Executive Committee Meetings. Meetings of the Executive Committee shall be held as often as necessary. Meetings shall be held upon call of its Chair subject to the notice described in Section 6.9.

Section 6.9.

Committee Meetings. Before any committee meeting, the Chair of the committee shall, orally or in writing, give at least three days notice to each member of the committee, stating the time, place and purpose thereof. Any committee having any of the power of the Board of Directors shall keep the minutes of its meeting, which shall become part of the minutes of the Corporation upon approval by the Board of Directors. The transactions of each committee during the interim between Board of Directors meetings shall be reported to the next regular meeting of the Board of Directors by the Chair of the respective committees.

ARTICLE VII

Miscellaneous

Section 7.1.

Amendments. The Board of Directors may alter, amend or repeal the bylaws of the Corporation at any regular or special meeting at which a quorum is present by the vote of a two-thirds majority of the entire voting membership of the Board of Directors. Formal notification of all proposed changes to the bylaws must be submitted in writing to the Board of Directors at least two calendar weeks before a vote is taken. Changes in the bylaws must be approved by a two-thirds vote of the Board of Trustees of the University who shall be the Members of the Corporation.

Section 7.2.

Fiscal Year. The fiscal year of the Corporation shall be the same as that of the University of Louisville.

Section 7.3.

Seal. The Corporation may adopt a corporate seal which shall be circular in form and shall have inscribed thereon the name of the Corporation, and the words “Commonwealth of Kentucky,” and the word “Seal.”

Section 7.4.

Waiver of Notice. Whenever any notice is required to be given under the provisions of these bylaws or under the provisions of the laws of the Commonwealth of Kentucky, a waiver thereof in writing, signed by the person or persons entitled to such notice, whether before or after the time stated therein, shall be equivalent to the giving of such notice.

Section 7.5.

Construction. Unless the context specifically requires otherwise, any reference in these bylaws to any gender shall include the other gender; any reference to the singular shall include the plural; and any reference to the plural shall include the singular.

Section 7.6.

Meetings and Records.
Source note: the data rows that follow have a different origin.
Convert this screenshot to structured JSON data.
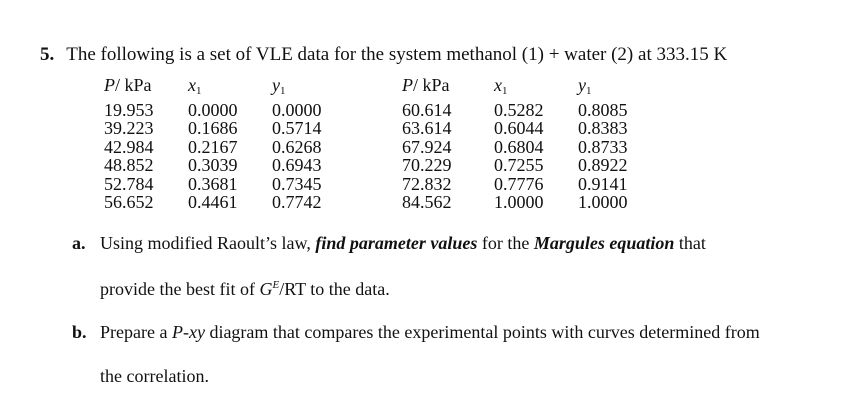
{
  "problem": {
    "number": "5.",
    "statement": "The following is a set of VLE data for the system methanol (1) + water (2) at 333.15 K"
  },
  "table": {
    "headers": {
      "p_var": "P",
      "p_unit": "/ kPa",
      "x_var": "x",
      "y_var": "y",
      "sub": "1"
    },
    "rows": [
      [
        "19.953",
        "0.0000",
        "0.0000",
        "60.614",
        "0.5282",
        "0.8085"
      ],
      [
        "39.223",
        "0.1686",
        "0.5714",
        "63.614",
        "0.6044",
        "0.8383"
      ],
      [
        "42.984",
        "0.2167",
        "0.6268",
        "67.924",
        "0.6804",
        "0.8733"
      ],
      [
        "48.852",
        "0.3039",
        "0.6943",
        "70.229",
        "0.7255",
        "0.8922"
      ],
      [
        "52.784",
        "0.3681",
        "0.7345",
        "72.832",
        "0.7776",
        "0.9141"
      ],
      [
        "56.652",
        "0.4461",
        "0.7742",
        "84.562",
        "1.0000",
        "1.0000"
      ]
    ]
  },
  "part_a": {
    "label": "a.",
    "t1": "Using modified Raoult’s law, ",
    "t2": "find parameter values",
    "t3": " for the ",
    "t4": "Margules equation",
    "t5": " that",
    "line2_pre": "provide the best fit of ",
    "g_var": "G",
    "g_sup": "E",
    "line2_post": "/RT to the data."
  },
  "part_b": {
    "label": "b.",
    "t1": "Prepare a ",
    "t2": "P-xy",
    "t3": " diagram that compares the experimental points with curves determined from",
    "line2": "the correlation."
  }
}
All meetings of the Corporation shall be considered public meetings and its records as public records, except that strict confidentiality shall be observed with respect to any discussion, action, or communication of the Corporation dealing with contract negotiations, active or possible litigation, personnel matters, real estate matters, or the identity of donors and the nature and terms of gifts.


The above bylaws (including amendments) of University of Louisville Athletic Association, Inc. were adopted by the Members of the University of Louisville Athletic Association as of November 9, 2001.